Hearing-impaired people are being properly assertive when it is necessary to ask their conversational partners to change their speech patterns to a certain extent. Perhaps they are talking too rapidly or facing away during an utterance or talking with a cigarette or pipe in their mouths. Cashiers, receptionists, clerks at information booths and other locations, frequently talk softly while facing down. Many people accompany their speech with gestures which cover the lips or lean their face on their hands when talking. Again, a simple request framed in terms of a specific suggestion, such as informing clerks about the hearing problem and asking that they talk a little louder and face the speaker, will help ensure comprehension and prevent confusion.

It is not sufficient to say "What?" when something is not understood. This does not indicate to the speaker the source of the communication breakdown. Did the hearing-impaired person not understand. Did he or she miss someone's name or a particular location? Lacking specific information, the speaker does not know what should be repeated, and if other people are involved in the conversation and the What?" happens too many times, a feeling of general annoyance is soon generated. The better strategy is to frame the "What?" as a specific request, such as "What was that name again?" or "Did you say that happened in Podunk or Poland?" or "I missed the last sentence.

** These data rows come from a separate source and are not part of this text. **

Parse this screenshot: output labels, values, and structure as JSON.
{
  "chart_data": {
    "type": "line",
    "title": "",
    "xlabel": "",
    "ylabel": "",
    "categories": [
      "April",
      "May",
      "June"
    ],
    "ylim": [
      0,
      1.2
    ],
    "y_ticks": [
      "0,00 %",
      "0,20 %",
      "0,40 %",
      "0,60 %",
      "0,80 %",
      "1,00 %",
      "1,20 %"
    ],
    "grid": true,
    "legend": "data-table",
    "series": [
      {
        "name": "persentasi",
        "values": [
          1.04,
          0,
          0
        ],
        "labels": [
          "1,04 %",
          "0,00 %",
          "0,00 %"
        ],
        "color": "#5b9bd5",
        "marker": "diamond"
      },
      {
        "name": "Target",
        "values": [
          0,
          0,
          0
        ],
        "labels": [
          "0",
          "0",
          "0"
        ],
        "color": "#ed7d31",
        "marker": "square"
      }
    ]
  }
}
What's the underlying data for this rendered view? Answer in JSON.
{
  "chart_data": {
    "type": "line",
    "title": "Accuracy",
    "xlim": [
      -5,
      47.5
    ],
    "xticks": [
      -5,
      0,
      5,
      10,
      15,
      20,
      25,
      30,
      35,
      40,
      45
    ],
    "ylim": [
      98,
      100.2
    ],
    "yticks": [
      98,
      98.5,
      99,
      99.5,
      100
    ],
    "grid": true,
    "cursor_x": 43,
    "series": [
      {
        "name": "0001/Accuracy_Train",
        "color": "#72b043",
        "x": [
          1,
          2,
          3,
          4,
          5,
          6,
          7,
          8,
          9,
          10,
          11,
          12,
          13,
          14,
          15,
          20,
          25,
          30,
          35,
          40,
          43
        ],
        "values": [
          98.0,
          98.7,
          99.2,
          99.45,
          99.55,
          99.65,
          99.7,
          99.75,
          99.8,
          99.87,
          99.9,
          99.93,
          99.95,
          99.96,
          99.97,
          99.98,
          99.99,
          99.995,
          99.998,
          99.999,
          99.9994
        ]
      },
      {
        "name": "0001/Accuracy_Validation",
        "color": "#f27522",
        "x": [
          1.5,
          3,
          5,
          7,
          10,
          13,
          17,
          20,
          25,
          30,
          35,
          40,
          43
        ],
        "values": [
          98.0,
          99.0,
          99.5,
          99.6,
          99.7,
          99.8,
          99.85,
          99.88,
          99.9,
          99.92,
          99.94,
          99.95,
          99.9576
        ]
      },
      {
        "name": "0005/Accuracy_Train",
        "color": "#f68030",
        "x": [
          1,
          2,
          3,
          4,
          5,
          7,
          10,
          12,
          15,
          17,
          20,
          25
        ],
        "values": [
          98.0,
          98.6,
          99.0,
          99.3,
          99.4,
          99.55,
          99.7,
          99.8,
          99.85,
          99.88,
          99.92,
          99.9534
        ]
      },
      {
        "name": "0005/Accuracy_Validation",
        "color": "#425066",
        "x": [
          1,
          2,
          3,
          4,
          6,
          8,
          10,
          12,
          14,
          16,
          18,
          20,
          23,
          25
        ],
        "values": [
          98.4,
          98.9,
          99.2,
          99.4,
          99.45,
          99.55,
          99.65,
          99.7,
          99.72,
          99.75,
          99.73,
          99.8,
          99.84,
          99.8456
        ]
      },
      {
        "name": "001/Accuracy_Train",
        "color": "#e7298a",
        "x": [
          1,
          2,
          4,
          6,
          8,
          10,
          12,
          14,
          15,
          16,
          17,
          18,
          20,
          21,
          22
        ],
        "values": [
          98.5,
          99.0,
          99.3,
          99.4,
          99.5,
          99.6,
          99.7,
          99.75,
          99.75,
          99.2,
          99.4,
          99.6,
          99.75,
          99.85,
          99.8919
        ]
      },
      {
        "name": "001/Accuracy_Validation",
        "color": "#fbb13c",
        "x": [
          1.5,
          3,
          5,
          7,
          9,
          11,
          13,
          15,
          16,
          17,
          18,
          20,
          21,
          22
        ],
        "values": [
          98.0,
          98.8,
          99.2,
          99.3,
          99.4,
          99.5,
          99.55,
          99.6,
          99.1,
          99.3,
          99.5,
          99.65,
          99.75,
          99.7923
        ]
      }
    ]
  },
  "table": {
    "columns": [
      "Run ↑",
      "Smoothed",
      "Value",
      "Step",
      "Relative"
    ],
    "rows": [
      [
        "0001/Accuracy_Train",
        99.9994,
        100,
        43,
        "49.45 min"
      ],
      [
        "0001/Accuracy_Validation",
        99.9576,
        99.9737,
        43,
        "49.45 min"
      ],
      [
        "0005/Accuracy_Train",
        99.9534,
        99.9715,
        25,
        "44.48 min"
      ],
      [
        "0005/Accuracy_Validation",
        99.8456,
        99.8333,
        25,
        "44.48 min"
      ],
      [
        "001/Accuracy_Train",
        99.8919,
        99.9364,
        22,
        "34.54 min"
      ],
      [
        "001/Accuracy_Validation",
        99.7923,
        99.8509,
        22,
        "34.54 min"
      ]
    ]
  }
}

Would you repeat it?" Such a strategy is flattering to the speaker - someone is actually listening - and can expedite the conversation.

Assertiveness does not mean aggressiveness. When a hearing-impaired person engages in aggressive behavior, he or she is not coping with the hearing loss, but trying to force others to do so. In aggressive behavior, one blames the other person as the source of the difficulty and demands, not requests, that changes be made. An aggressive hearing-impaired person seeks to center all communicative situations around him or herself, thereby alienating family and friends and probably reducing, not expanding, future communicative opportunities.

In short, coping with a hearing loss means taking control of one's own communicative situation to the realistic extent possible without being obnoxious about it. At work, home, or in social situations, the responsibilities the hearing-impaired person must take include informing others of his or her condition, analyzing the potential sources of communication breakdowns, and making known the possible solutions to the problems. Some problems are difficult or impossible to solve by oneself, such as attempting to have listening devices installed in public places. In these cases, joining and becoming active in a self-help group can help bring about the desired external solution (the listening devices) and will also help foster the inner resolve to cope with the hearing loss and thus lead to a full life in spite of the hearing impairment.

Acknowledgments

The preparation of this paper was supported in part by Grant #H133E80019 from the National Institute on Disability and Rehabilitation Research.